Aber was war nun die Ursache für diese schlimmen Ablagerungen? Ohne eine nähere chemische Untersuchung durchzuführen, lässt sich wohl feststellen, dass deren Natur wohl kein Kalk sein konnte, denn beim ausschließlichen Gebrauch im Seewasser kann sich wohl nicht soviel Kalk ablagern. Nein es handelte sich um Rückstände aus dem unaussprechlichen menschlichen Produkt, also Urinstein oder ähnliches.

Gleichgültig, woher. Wie lässt sich verhindern, dass die Toilettenschläuche sich im normalen Bordbetrieb nach längerer Zeit zusetzen?
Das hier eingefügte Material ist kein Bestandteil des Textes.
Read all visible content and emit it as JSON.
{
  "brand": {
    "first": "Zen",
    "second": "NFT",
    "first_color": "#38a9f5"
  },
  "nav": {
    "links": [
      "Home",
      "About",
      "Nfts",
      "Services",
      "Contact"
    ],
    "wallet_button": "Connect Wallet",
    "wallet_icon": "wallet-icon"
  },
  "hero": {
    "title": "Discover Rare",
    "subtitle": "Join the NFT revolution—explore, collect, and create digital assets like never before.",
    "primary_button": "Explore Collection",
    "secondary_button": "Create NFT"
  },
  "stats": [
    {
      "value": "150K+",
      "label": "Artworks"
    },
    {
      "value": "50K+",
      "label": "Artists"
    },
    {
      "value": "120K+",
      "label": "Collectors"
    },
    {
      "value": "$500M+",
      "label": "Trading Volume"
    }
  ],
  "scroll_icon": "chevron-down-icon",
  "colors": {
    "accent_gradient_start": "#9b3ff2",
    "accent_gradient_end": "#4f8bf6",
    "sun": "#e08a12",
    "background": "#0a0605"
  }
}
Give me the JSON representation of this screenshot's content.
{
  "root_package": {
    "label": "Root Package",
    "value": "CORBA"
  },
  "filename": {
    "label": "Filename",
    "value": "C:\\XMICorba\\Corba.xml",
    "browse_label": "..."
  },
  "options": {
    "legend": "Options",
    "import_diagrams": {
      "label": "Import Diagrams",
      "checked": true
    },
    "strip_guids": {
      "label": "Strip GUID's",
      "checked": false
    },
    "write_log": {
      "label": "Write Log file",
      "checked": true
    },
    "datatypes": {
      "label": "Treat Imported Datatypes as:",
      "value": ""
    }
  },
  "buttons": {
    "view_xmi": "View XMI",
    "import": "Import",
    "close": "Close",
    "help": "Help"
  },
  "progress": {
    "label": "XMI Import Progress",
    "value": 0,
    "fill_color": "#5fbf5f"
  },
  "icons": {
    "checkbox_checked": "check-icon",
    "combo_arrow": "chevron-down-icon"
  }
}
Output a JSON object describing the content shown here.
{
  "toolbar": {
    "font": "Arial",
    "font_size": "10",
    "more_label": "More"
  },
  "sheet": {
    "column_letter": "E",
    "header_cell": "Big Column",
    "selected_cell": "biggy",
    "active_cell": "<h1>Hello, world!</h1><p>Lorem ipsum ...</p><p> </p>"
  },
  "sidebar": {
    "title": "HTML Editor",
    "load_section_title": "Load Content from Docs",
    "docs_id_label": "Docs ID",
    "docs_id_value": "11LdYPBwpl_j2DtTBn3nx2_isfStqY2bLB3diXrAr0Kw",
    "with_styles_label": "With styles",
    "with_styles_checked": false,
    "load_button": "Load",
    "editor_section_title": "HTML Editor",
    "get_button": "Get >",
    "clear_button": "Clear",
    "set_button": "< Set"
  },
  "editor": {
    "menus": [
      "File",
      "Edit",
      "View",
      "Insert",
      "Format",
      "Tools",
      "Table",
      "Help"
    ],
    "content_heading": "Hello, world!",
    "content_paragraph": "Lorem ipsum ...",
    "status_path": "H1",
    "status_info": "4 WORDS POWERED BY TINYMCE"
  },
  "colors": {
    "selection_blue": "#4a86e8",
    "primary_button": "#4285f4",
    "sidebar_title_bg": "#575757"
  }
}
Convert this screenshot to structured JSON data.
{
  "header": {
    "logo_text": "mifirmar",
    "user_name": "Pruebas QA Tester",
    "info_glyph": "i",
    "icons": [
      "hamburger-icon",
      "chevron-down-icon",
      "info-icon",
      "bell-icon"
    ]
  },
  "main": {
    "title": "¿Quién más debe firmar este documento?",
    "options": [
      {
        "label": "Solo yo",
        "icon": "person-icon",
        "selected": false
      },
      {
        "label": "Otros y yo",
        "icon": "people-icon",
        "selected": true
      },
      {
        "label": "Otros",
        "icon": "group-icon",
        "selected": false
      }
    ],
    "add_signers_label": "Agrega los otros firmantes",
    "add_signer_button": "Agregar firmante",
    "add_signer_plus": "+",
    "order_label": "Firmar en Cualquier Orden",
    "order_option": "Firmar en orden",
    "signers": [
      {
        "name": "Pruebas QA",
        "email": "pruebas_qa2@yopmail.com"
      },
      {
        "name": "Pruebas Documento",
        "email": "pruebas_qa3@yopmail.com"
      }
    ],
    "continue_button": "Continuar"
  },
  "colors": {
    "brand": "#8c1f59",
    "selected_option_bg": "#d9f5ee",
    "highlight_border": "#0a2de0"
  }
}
Die Antwort ist einfach: Nur dadurch, dass alles, was in die Toilette reinkommt, nicht nur aus der Schüssel rausgepumpt wird, sondern auch den Weg durch den Schlauch ins Freie, also in die See oder in den Fäkalientank findet. Also ganz einfach! Wirklich?

Wenn zum Beispiel in den Abpumpschlauch für die Toilette die Werft richtigerweise einen Schwanenhals eingebaut hat, dann kommen so leicht ein paar Meter Schlauchlänge zusammen. Betrachtet man sich die Größe, vor allem den Durchmesser der Pumpe an der Schüssel, so wird man feststellen, dass pro Pumpenhub bei weitem nicht soviel Inhalt gepumpt wird, wie man schätzen würde. Bei der abgebildeten Pumpe (mit der wir im übrigen hochzufrieden sind) ist der Pumpenhub ganze 12 Zentimeter. Will man nun vermeiden, dass Fäkalienreste in einem  vier Meter langen Schlauch stehenbleiben, so müßte man diese zumindest bis zum Scheitelpunkt des Schwanenhalses und darüber hinaus pumpen. Die bittere Konsequenz: Mindestens zwei Dutzend Pumpenschläge. Eher mehr. Da kommt schon die Frage auf: Wer macht denn das? Aber die Frage ändert nichts an den physikalischen Gegebenheiten.

Also bleibt wohl nichts anderes übrig, den ohnehin schon vorhandenen, in erster Linie für Gäste vorgesehenen, Gebrauchsanweisungen für Bord-WC eine weitere Aufforderung hinzuzufügen: "Mindestens 25 Pumpenschläge, bitte!"